Najmłodszy syn i jego żona nie mają żadnych pretensji. Nie decydują się na dziecko, ponieważ ciężko pracują i oszczędzają na własne mieszkanie. Ale córki ciągle zarzucają nam z mężem, że o nich nie myślimy, że w żaden sposób im nie pomagamy.
Jedna mieszka z małżonkiem i dzieckiem w wynajętym mieszkaniu. Druga przeprowadziła się do domu teściów, z którymi nie może znaleźć wspólnego języka. Oczywiste jest, że córki nie są zadowolone z takich warunków i każda z nich chce mieć własne mieszkanie.
Ale nie chcą brać kredytu na mieszkanie, nawet jakbyśmy pomogli im go spłacić. Zarówno najstarsza, jak i średnia nie mają jednak nic przeciwko przeprowadzce do naszego domu.
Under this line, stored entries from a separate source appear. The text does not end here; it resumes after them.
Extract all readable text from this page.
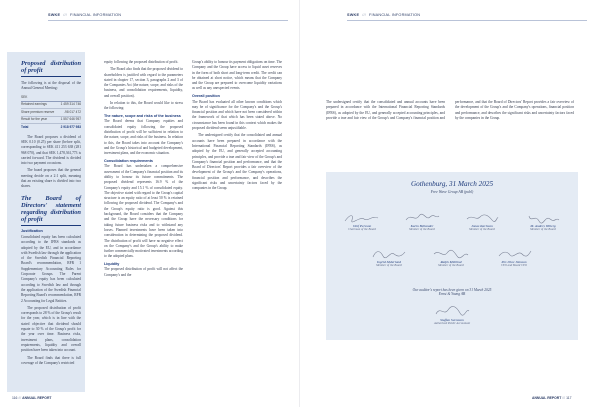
SWKE /// FINANCIAL INFORMATION
Proposed distribution of profit

The following is at the disposal of the Annual General Meeting:

SEK	
Retained earnings	1 459 314 746
Share premium reserve	-98 017 472
Result for the year	1 557 646 957
Total	2 918 977 983

The Board proposes a dividend of SEK 0.10 (0.25) per share (before split, corresponding to SEK 411 253 638 (281 968 070), and that SEK 1,478,361,773 is carried forward. The dividend is divided into two payment occasions.

The board proposes that the general meeting decide on a 2:1 split, meaning that an existing share is divided into two shares.

The Board of Directors' statement regarding distribution of profit
Justification

Consolidated equity has been calculated according to the IFRS standards as adopted by the EU, and in accordance with Swedish law through the application of the Swedish Financial Reporting Board's recommendation, RFR 1 Supplementary Accounting Rules for Corporate Groups. The Parent Company's equity has been calculated according to Swedish law and through the application of the Swedish Financial Reporting Board's recommendation, RFR 2 Accounting for Legal Entities.

The proposed distribution of profit corresponds to 28 % of the Group's result for the year, which is in line with the stated objective that dividend should equate to 30 % of the Group's profit for the year over time. Business risks, investment plans, consolidation requirements, liquidity and overall position have been taken into account.

The Board finds that there is full coverage of the Company's restricted

equity following the proposed distribution of profit.

The Board also finds that the proposed dividend to shareholders is justified with regard to the parameters stated in chapter 17, section 3, paragraphs 2 and 3 of the Companies Act (the nature, scope, and risks of the business, and consolidation requirements, liquidity, and overall position).

In relation to this, the Board would like to stress the following:

The nature, scope and risks of the business

The Board deems that Company equities and consolidated equity following the proposed distribution of profit will be sufficient in relation to the nature, scope, and risks of the business. In relation to this, the Board takes into account the Company's and the Group's historical and budgeted development, investment plans, and the economic situation.

Consolidation requirements

The Board has undertaken a comprehensive assessment of the Company's financial position and its ability to honour its future commitments. The proposed dividend represents 16.9 % of the Company's equity and 15.1 % of consolidated equity. The objective stated with regard to the Group's capital structure is an equity ratio of at least 50 % is retained following the proposed dividend. The Company's and the Group's equity ratio is good. Against this background, the Board considers that the Company and the Group have the necessary conditions for taking future business risks and to withstand any losses. Planned investments have been taken into consideration in determining the proposed dividend. The distribution of profit will have no negative effect on the Company's and the Group's ability to make further commercially motivated investments according to the adopted plans.

Liquidity

The proposed distribution of profit will not affect the Company's and the

Group's ability to honour its payment obligations on time. The Company and the Group have access to liquid asset reserves in the form of both short and long-term credit. The credit can be obtained at short notice, which means that the Company and the Group are prepared to overcome liquidity variations as well as any unexpected events.

Overall position

The Board has evaluated all other known conditions which may be of significance for the Company's and the Group's financial position and which have not been considered within the framework of that which has been stated above. No circumstance has been found in this context which makes the proposed dividend seem unjustifiable.

The undersigned certify that the consolidated and annual accounts have been prepared in accordance with the International Financial Reporting Standards (IFRS), as adopted by the EU, and generally accepted accounting principles, and provide a true and fair view of the Group's and Company's financial position and performance, and that the Board of Directors' Report provides a fair overview of the development of the Group's and the Company's operations, financial position and performance, and describes the significant risks and uncertainty factors faced by the companies in the Group.

116 /// ANNUAL REPORT
SWKE /// FINANCIAL INFORMATION

The undersigned certify that the consolidated and annual accounts have been prepared in accordance with the International Financial Reporting Standards (IFRS), as adopted by the EU, and generally accepted accounting principles, and provide a true and fair view of the Group's and Company's financial position and performance, and that the Board of Directors' Report provides a fair overview of the development of the Group's and the Company's operations, financial position and performance, and describes the significant risks and uncertainty factors faced by the companies in the Group.

ANNUAL REPORT /// 117
Gothenburg, 31 March 2025
Free Wave Group AB (publ)
Olof Persson
Chairman of the Board
Karin Bellander
Member of the Board
Jonas Karlsson
Member of the Board
M. Anders Wiberg
Member of the Board
Ingrid Söderlund
Member of the Board
Ralph Mühlind
Member of the Board
Per-Olov Jönsson
CEO and Board CEO
Our auditor's report has been given on 31 March 2025
Ernst & Young AB
Staffan Svensson
Authorised Public Accountant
W końcu mamy piękną działkę, przedszkola i szkoły w pobliżu.
Chcą więc podzielić dom na dwie części i przeprowadzić się wraz ze swoimi rodzinami. Natomiast jeśli chodzi o nas z mężem, to zaproponowano nam, żebyśmy wzięli kredyt na zakup mieszkania jednopokojowego. To niezbyt miłe z ich strony...
Rzecz jasna, że czujemy się z mężem winni, że nie mogliśmy pomóc naszym córkom kupić mieszkania. Ale nie możemy zrezygnować z naszego marzenia. Zwłaszcza, że obie córki mają mężów, a ci mężowie również mają rodziców. Niech sami nauczą się rozwiązywać swoje problemy.
Jeśli przyjdzie im do głowy zwrócić się do nas o pomoc, niech zaproponują coś odpowiedniego. Wtedy im pomożemy. Syn zgadza się z naszą decyzją. Nie chce, żebyśmy oddawali dom i przeprowadzali się do mieszkania. Ale córki są samolubne.
W rezultacie pokłóciliśmy się z nimi i nie rozmawiamy już od kilku tygodni. Mieliśmy z mężem nadzieję na spokojną starość, ale okazuje się, że nasze plany legły w gruzach. Teraz głowimy się, jak pomóc nie tylko córkom, ale i sobie, by mieć dach nad głową” - opowiada ze smutkiem emerytka.
Wygląda na to, że córkom nie udało się usamodzielnić, skoro wciąż oczekują pomocy od swoich rodziców. Jeśli chodzi o pomysł podziału domu rodziców, to wydaje się on zarówno oburzający, jak i głupi. W końcu, czy to nie oburzające, że dwie osoby w starszym wieku, które zbudowały dom swoich marzeń, muszą z niego zrezygnować na starość?
Ponadto, jak dwie rodziny z dziećmi, nawet jeżeli są ze sobą spokrewnione, mają się dogadać w jednym domu? Prędzej czy później zaczną się kłócić między sobą. Dlatego ten pomysł jest naprawdę głupi. Skoro rodzicom udało się zbudować dom swoich marzeń, dlaczego ich dzieci nie są do tego zdolne?